Note that the internet prefs in 10.0.4 can get screwed up fairly easily, so if this doesn't work, check that.


----------



## martinatkinson (Sep 10, 2001)

Thank you so much for your help.  I will let you know if I need anything else.

Have a great day!

Albert


----------



## martinatkinson (Sep 10, 2001)

Hello again!

OK, first of all I would like to rename my default NIB file from MainMenu.nib to something else.  The only problem is that Project Builder has in its code (somewhere) the name of the default NIB file so when I rename it I get messed up.  Where is the name of the NIB file in the code so I can change it?
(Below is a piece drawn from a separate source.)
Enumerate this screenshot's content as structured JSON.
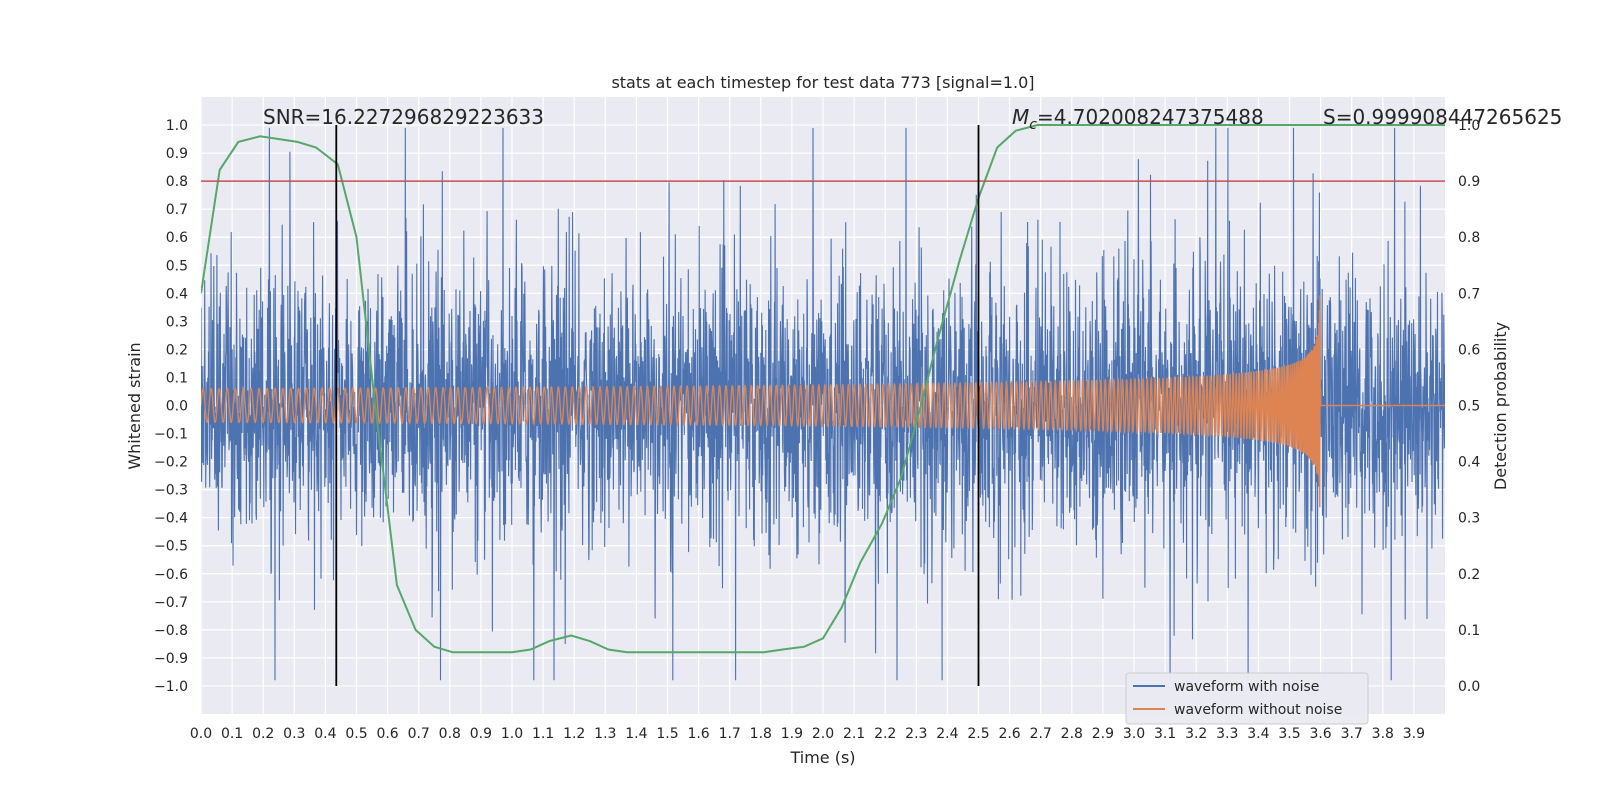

Secondly, I would like to link one NIB file to another one (if at all possible).  When the user clicks a button a the second NIB file would be opened and one of its windows would be displayed.  How is this done?  If it is possible to do will the window contained in the previous window still be open or will it close when the second NIB file is opened.

Thanks for your help!

Albert


----------



## endian (Sep 10, 2001)

> OK, first of all I would like to rename my default NIB file from MainMenu.nib to something else. The only problem is that Project Builder has in its code (somewhere) the name of the default NIB file so when I rename it I get messed up. Where is the name of the NIB file in the code so I can change it?



Project Menu > Edit Active Target > Application Settings tab > Main nib file




> Secondly, I would like to link one NIB file to another one (if at all possible). When the user clicks a button a the second NIB file would be opened and one of its windows would be displayed. How is this done? If it is possible to do will the window contained in the previous window still be open or will it close when the second NIB file is opened.



look at AppKit/NSNibLoading.h


----------